Financial Update (First Quarter 2002)
Small Banks Hold Their Own
ergers that increased the size and scope of large banks, competition from mutual funds, and new nonbank players have ostensibly threatened the competitiveness of traditional small banks. But a recent survey of small banks over a 15-year period finds that the expansion of deposits and assets at these institutions has exceeded the growth rate of large banks.

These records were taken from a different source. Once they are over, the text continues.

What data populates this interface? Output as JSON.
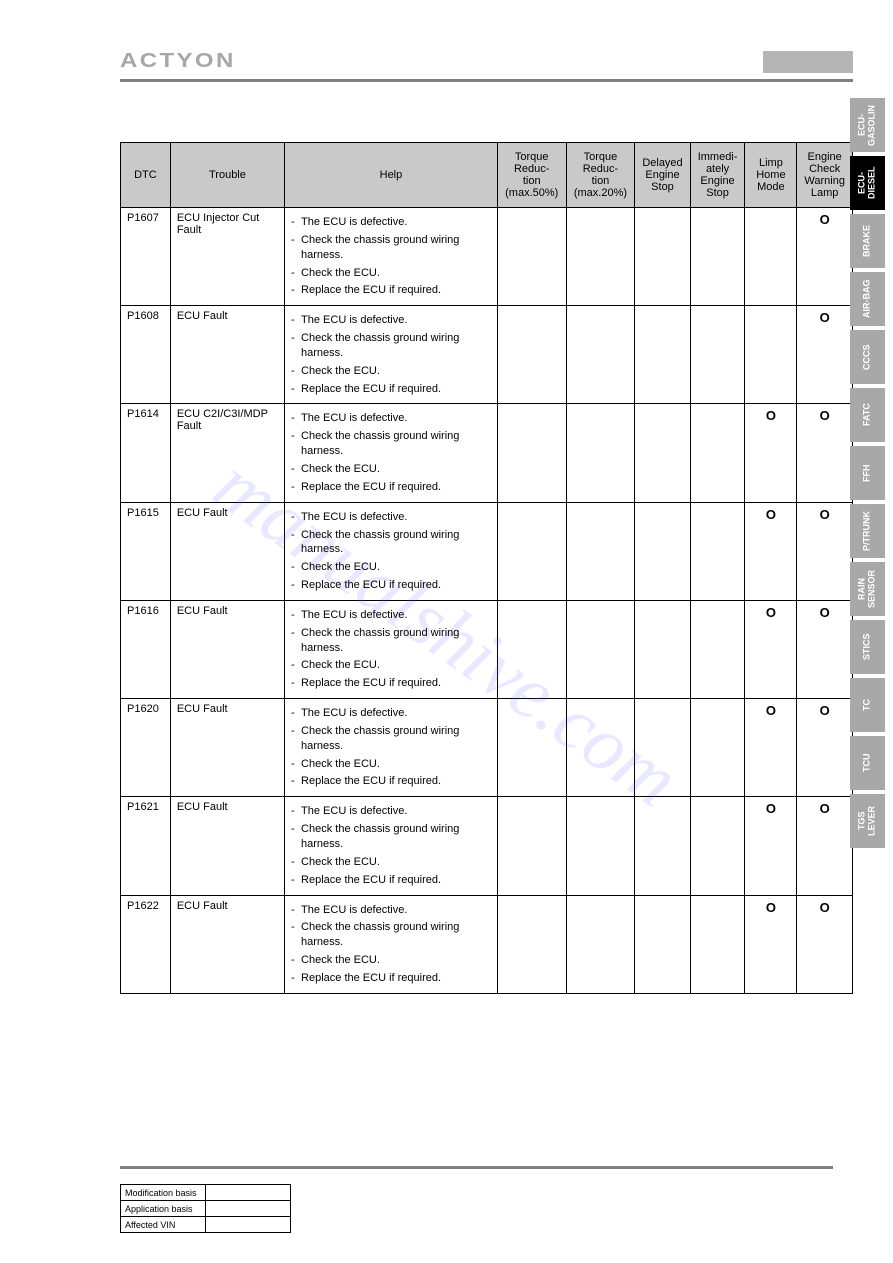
{
  "header": {
    "logo": "ACTYON"
  },
  "watermark": "manualshive.com",
  "table": {
    "columns": [
      "DTC",
      "Trouble",
      "Help",
      "Torque Reduc- tion (max.50%)",
      "Torque Reduc- tion (max.20%)",
      "Delayed Engine Stop",
      "Immedi- ately Engine Stop",
      "Limp Home Mode",
      "Engine Check Warning Lamp"
    ],
    "help_lines": [
      "The ECU is defective.",
      "Check the chassis ground wiring harness.",
      "Check the ECU.",
      "Replace the ECU if required."
    ],
    "rows": [
      {
        "dtc": "P1607",
        "trouble": "ECU Injector Cut Fault",
        "marks": [
          "",
          "",
          "",
          "",
          "",
          "O"
        ]
      },
      {
        "dtc": "P1608",
        "trouble": "ECU Fault",
        "marks": [
          "",
          "",
          "",
          "",
          "",
          "O"
        ]
      },
      {
        "dtc": "P1614",
        "trouble": "ECU C2I/C3I/MDP Fault",
        "marks": [
          "",
          "",
          "",
          "",
          "O",
          "O"
        ]
      },
      {
        "dtc": "P1615",
        "trouble": "ECU Fault",
        "marks": [
          "",
          "",
          "",
          "",
          "O",
          "O"
        ]
      },
      {
        "dtc": "P1616",
        "trouble": "ECU Fault",
        "marks": [
          "",
          "",
          "",
          "",
          "O",
          "O"
        ]
      },
      {
        "dtc": "P1620",
        "trouble": "ECU Fault",
        "marks": [
          "",
          "",
          "",
          "",
          "O",
          "O"
        ]
      },
      {
        "dtc": "P1621",
        "trouble": "ECU Fault",
        "marks": [
          "",
          "",
          "",
          "",
          "O",
          "O"
        ]
      },
      {
        "dtc": "P1622",
        "trouble": "ECU Fault",
        "marks": [
          "",
          "",
          "",
          "",
          "O",
          "O"
        ]
      }
    ]
  },
  "tabs": [
    {
      "label": "ECU-\nGASOLIN",
      "style": "gray"
    },
    {
      "label": "ECU-\nDIESEL",
      "style": "black"
    },
    {
      "label": "BRAKE",
      "style": "gray"
    },
    {
      "label": "AIR-BAG",
      "style": "gray"
    },
    {
      "label": "CCCS",
      "style": "gray"
    },
    {
      "label": "FATC",
      "style": "gray"
    },
    {
      "label": "FFH",
      "style": "gray"
    },
    {
      "label": "P/TRUNK",
      "style": "gray"
    },
    {
      "label": "RAIN\nSENSOR",
      "style": "gray"
    },
    {
      "label": "STICS",
      "style": "gray"
    },
    {
      "label": "TC",
      "style": "gray"
    },
    {
      "label": "TCU",
      "style": "gray"
    },
    {
      "label": "TGS\nLEVER",
      "style": "gray"
    }
  ],
  "footer": {
    "rows": [
      "Modification basis",
      "Application basis",
      "Affected VIN"
    ]
  }
}
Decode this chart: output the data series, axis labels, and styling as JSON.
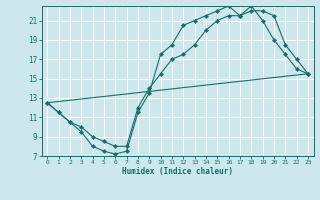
{
  "xlabel": "Humidex (Indice chaleur)",
  "bg_color": "#cce8ec",
  "grid_color": "#ffffff",
  "line_color": "#1a6b6b",
  "xlim": [
    -0.5,
    23.5
  ],
  "ylim": [
    7,
    22.5
  ],
  "xticks": [
    0,
    1,
    2,
    3,
    4,
    5,
    6,
    7,
    8,
    9,
    10,
    11,
    12,
    13,
    14,
    15,
    16,
    17,
    18,
    19,
    20,
    21,
    22,
    23
  ],
  "yticks": [
    7,
    9,
    11,
    13,
    15,
    17,
    19,
    21
  ],
  "series": [
    {
      "x": [
        0,
        1,
        2,
        3,
        4,
        5,
        6,
        7,
        8,
        9,
        10,
        11,
        12,
        13,
        14,
        15,
        16,
        17,
        18,
        19,
        20,
        21,
        22,
        23
      ],
      "y": [
        12.5,
        11.5,
        10.5,
        9.5,
        8.0,
        7.5,
        7.2,
        7.5,
        11.5,
        13.5,
        17.5,
        18.5,
        20.5,
        21.0,
        21.5,
        22.0,
        22.5,
        21.5,
        22.5,
        21.0,
        19.0,
        17.5,
        16.0,
        15.5
      ],
      "has_markers": true
    },
    {
      "x": [
        0,
        1,
        2,
        3,
        4,
        5,
        6,
        7,
        8,
        9,
        10,
        11,
        12,
        13,
        14,
        15,
        16,
        17,
        18,
        19,
        20,
        21,
        22,
        23
      ],
      "y": [
        12.5,
        11.5,
        10.5,
        10.0,
        9.0,
        8.5,
        8.0,
        8.0,
        12.0,
        14.0,
        15.5,
        17.0,
        17.5,
        18.5,
        20.0,
        21.0,
        21.5,
        21.5,
        22.0,
        22.0,
        21.5,
        18.5,
        17.0,
        15.5
      ],
      "has_markers": true
    },
    {
      "x": [
        0,
        23
      ],
      "y": [
        12.5,
        15.5
      ],
      "has_markers": false
    }
  ]
}
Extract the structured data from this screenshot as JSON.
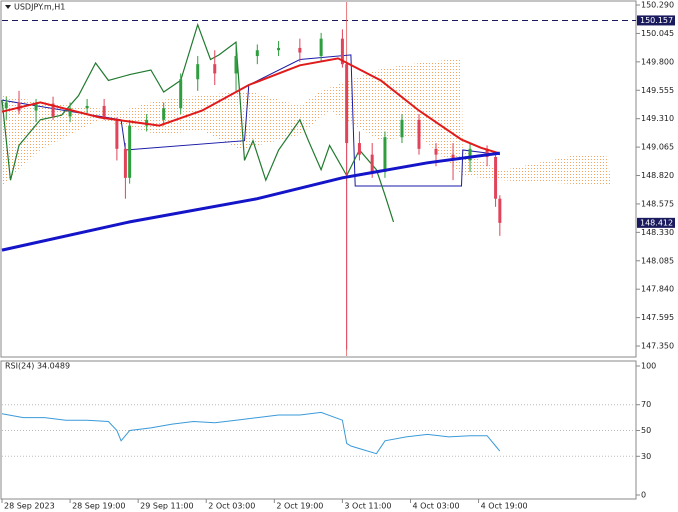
{
  "chart_data": {
    "type": "candlestick",
    "title": "USDJPY.m,H1",
    "xlim": [
      0,
      149
    ],
    "xticks": [
      {
        "value": 0,
        "label": "28 Sep 2023"
      },
      {
        "value": 16,
        "label": "28 Sep 19:00"
      },
      {
        "value": 32,
        "label": "29 Sep 11:00"
      },
      {
        "value": 48,
        "label": "2 Oct 03:00"
      },
      {
        "value": 64,
        "label": "2 Oct 19:00"
      },
      {
        "value": 80,
        "label": "3 Oct 11:00"
      },
      {
        "value": 96,
        "label": "4 Oct 03:00"
      },
      {
        "value": 112,
        "label": "4 Oct 19:00"
      }
    ],
    "ylim": [
      147.264,
      150.316
    ],
    "yticks": [
      {
        "value": 150.29,
        "label": "150.290"
      },
      150.045,
      {
        "value": 149.8,
        "label": "149.800"
      },
      149.555,
      {
        "value": 149.31,
        "label": "149.310"
      },
      149.065,
      {
        "value": 148.82,
        "label": "148.820"
      },
      148.575,
      {
        "value": 148.33,
        "label": "148.330"
      },
      148.085,
      {
        "value": 147.84,
        "label": "147.840"
      },
      147.595,
      {
        "value": 147.35,
        "label": "147.350"
      }
    ],
    "up_color": "#2e9e3e",
    "down_color": "#e0435a",
    "candles": {
      "x": [
        1,
        4,
        8,
        12,
        16,
        20,
        24,
        27,
        29,
        30,
        34,
        38,
        42,
        46,
        50,
        55,
        60,
        65,
        70,
        75,
        80,
        81,
        84,
        87,
        90,
        94,
        98,
        102,
        106,
        110,
        114,
        116,
        117
      ],
      "open": [
        149.4,
        149.45,
        149.38,
        149.44,
        149.33,
        149.4,
        149.42,
        149.3,
        149.05,
        148.8,
        149.25,
        149.3,
        149.4,
        149.65,
        149.78,
        149.7,
        149.85,
        149.9,
        149.92,
        149.85,
        150.0,
        149.78,
        149.1,
        149.0,
        148.85,
        149.15,
        149.3,
        149.05,
        149.0,
        148.95,
        149.05,
        148.98,
        148.62
      ],
      "high": [
        149.5,
        149.55,
        149.48,
        149.5,
        149.45,
        149.48,
        149.48,
        149.32,
        149.1,
        149.3,
        149.35,
        149.45,
        149.7,
        149.85,
        149.9,
        149.95,
        149.95,
        149.98,
        150.0,
        150.05,
        150.08,
        149.8,
        149.2,
        149.1,
        149.2,
        149.35,
        149.35,
        149.1,
        149.1,
        149.1,
        149.08,
        149.0,
        148.65
      ],
      "low": [
        149.3,
        149.35,
        149.28,
        149.3,
        149.28,
        149.35,
        149.3,
        148.95,
        148.62,
        148.75,
        149.2,
        149.25,
        149.35,
        149.55,
        149.6,
        149.55,
        149.78,
        149.85,
        149.8,
        149.8,
        149.75,
        147.32,
        148.95,
        148.8,
        148.8,
        149.1,
        149.0,
        148.9,
        148.78,
        148.85,
        148.9,
        148.55,
        148.3
      ],
      "close": [
        149.45,
        149.38,
        149.44,
        149.33,
        149.4,
        149.42,
        149.32,
        149.05,
        148.8,
        149.25,
        149.3,
        149.4,
        149.65,
        149.78,
        149.7,
        149.85,
        149.9,
        149.92,
        149.88,
        150.0,
        149.78,
        149.1,
        149.0,
        148.85,
        149.15,
        149.3,
        149.05,
        149.0,
        148.95,
        149.05,
        148.98,
        148.62,
        148.412
      ]
    },
    "cloud": {
      "color": "#f4a460",
      "upper": {
        "x": [
          0,
          14,
          28,
          37,
          47,
          58,
          70,
          75,
          89,
          98,
          108,
          108.3,
          117,
          134,
          142,
          143.5
        ],
        "values": [
          149.51,
          149.43,
          149.38,
          149.47,
          149.51,
          149.55,
          149.42,
          149.55,
          149.74,
          149.79,
          149.83,
          149.04,
          148.86,
          148.99,
          148.99,
          148.73
        ]
      },
      "lower": {
        "x": [
          0,
          9,
          23,
          37,
          47,
          56,
          70,
          77,
          89,
          98,
          108,
          117,
          143.5
        ],
        "values": [
          148.73,
          149.04,
          149.3,
          149.17,
          149.21,
          149.04,
          149.17,
          149.38,
          149.12,
          149.17,
          148.82,
          148.78,
          148.73
        ]
      }
    },
    "lines": [
      {
        "color": "#1a1aa8",
        "width": 1,
        "x": [
          0,
          28,
          29,
          57,
          58,
          70,
          82,
          83,
          108,
          108.3,
          117
        ],
        "values": [
          149.47,
          149.3,
          149.04,
          149.12,
          149.6,
          149.82,
          149.86,
          148.73,
          148.73,
          149.04,
          149.0
        ]
      },
      {
        "color": "#1f7a2e",
        "width": 1.2,
        "x": [
          0,
          2,
          4,
          9,
          14,
          18,
          22,
          25,
          30,
          35,
          38,
          42,
          46,
          49,
          51,
          55,
          57,
          59,
          62,
          65,
          70,
          72,
          75,
          77,
          81,
          84,
          88,
          90,
          92
        ],
        "values": [
          149.47,
          148.78,
          149.08,
          149.3,
          149.34,
          149.51,
          149.79,
          149.64,
          149.69,
          149.73,
          149.54,
          149.64,
          150.12,
          149.82,
          149.86,
          149.97,
          148.95,
          149.12,
          148.78,
          149.04,
          149.3,
          149.12,
          148.87,
          149.08,
          148.82,
          149.04,
          148.87,
          148.65,
          148.42
        ]
      },
      {
        "color": "#e01b1b",
        "width": 2,
        "x": [
          0,
          9,
          23,
          37,
          47,
          58,
          70,
          79,
          89,
          98,
          108,
          112.5,
          117
        ],
        "values": [
          149.37,
          149.45,
          149.32,
          149.25,
          149.38,
          149.6,
          149.77,
          149.83,
          149.64,
          149.38,
          149.13,
          149.06,
          149.01
        ]
      },
      {
        "color": "#1414c8",
        "width": 3,
        "x": [
          0,
          30,
          60,
          80,
          100,
          117
        ],
        "values": [
          148.177,
          148.42,
          148.62,
          148.8,
          148.93,
          149.013
        ]
      }
    ],
    "hline": {
      "value": 150.157,
      "color": "#1a1a5e"
    },
    "vline": {
      "x": 81,
      "color": "#e05a5a"
    },
    "rsi": {
      "title": "RSI(24) 34.0489",
      "color": "#3a9ad9",
      "ylim": [
        0,
        100
      ],
      "yticks": [
        100,
        70,
        50,
        30,
        0
      ],
      "x": [
        0,
        5,
        10,
        15,
        20,
        25,
        27,
        28,
        30,
        35,
        40,
        45,
        50,
        55,
        60,
        65,
        70,
        75,
        80,
        81,
        82,
        85,
        88,
        90,
        95,
        100,
        105,
        110,
        114,
        116,
        117
      ],
      "values": [
        63,
        60,
        60,
        58,
        58,
        57,
        50,
        42,
        50,
        52,
        55,
        57,
        56,
        58,
        60,
        62,
        62,
        64,
        58,
        40,
        38,
        35,
        32,
        42,
        45,
        47,
        45,
        46,
        46,
        38,
        34
      ]
    }
  }
}
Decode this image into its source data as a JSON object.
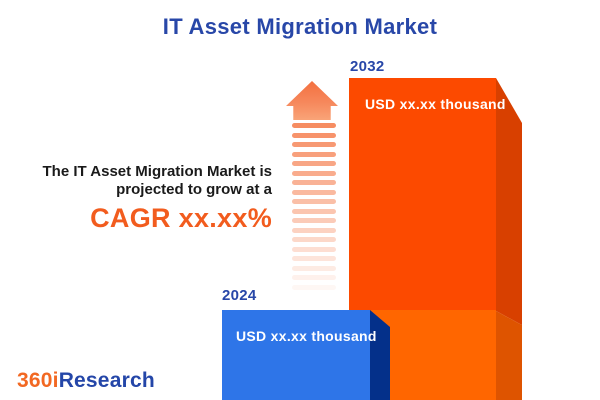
{
  "title": "IT Asset Migration Market",
  "annotation": {
    "line1": "The IT Asset Migration Market is",
    "line2": "projected to grow at a",
    "cagr": "CAGR xx.xx%"
  },
  "bars": [
    {
      "year": "2024",
      "value_label": "USD xx.xx thousand"
    },
    {
      "year": "2032",
      "value_label": "USD xx.xx thousand"
    }
  ],
  "logo": {
    "prefix": "360i",
    "suffix": "Research"
  },
  "colors": {
    "title_blue": "#2847A8",
    "cagr_orange": "#F25C1E",
    "bar_2032_face": "#FC4A00",
    "bar_2032_side": "#D84000",
    "bar_2032_lower_face": "#FF6600",
    "bar_2032_lower_side": "#DE5400",
    "bar_2024_face": "#2E75E8",
    "bar_2024_side": "#04308A",
    "arrow_orange": "#F6875A",
    "value_text": "#FFFFFF",
    "body_text": "#1A1A1A",
    "logo_orange": "#F26822",
    "logo_blue": "#2446A8"
  },
  "chart_data": {
    "type": "bar",
    "title": "IT Asset Migration Market",
    "categories": [
      "2024",
      "2032"
    ],
    "values": [
      null,
      null
    ],
    "value_labels": [
      "USD xx.xx thousand",
      "USD xx.xx thousand"
    ],
    "series_unit": "USD thousand",
    "cagr_label": "CAGR xx.xx%",
    "annotation": "The IT Asset Migration Market is projected to grow at a CAGR xx.xx%",
    "bar_colors": [
      "#2E75E8",
      "#FC4A00"
    ],
    "relative_bar_heights": [
      90,
      322
    ],
    "legend": false,
    "grid": false,
    "axes_shown": false
  }
}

In their study “The Economic Performance of Small Banks, 1985–2000,” William F. Bassett and Thomas F. Brady of the Federal Reserve Board’s Division of Monetary Affairs note that “the profitability of small banks has risen to high levels” over this period.
Success with loans
It would seem that the consolidation in the banking industry in recent years had the potential to damage the competitive position of small banks. Yet quite the opposite effect appears to have occurred. Small banks, well known in their communities, have benefited from local experience and knowledge. On the loan side, larger banks have been unable to compete effectively in local loan markets mainly because of their real and perceived geographic distance. On the funding side, local depositors are often wary of banks out of their area. Bassett and Brady report that these consumers have often reacted to mergers and local bank acquisitions by moving their deposits to small, locally headquartered banks.
In favor of small banks
To further support their findings, the authors note: “The robust growth and high profitability we find at small banks have not gone unnoticed by investors that have formed significant numbers of new banks in recent years.”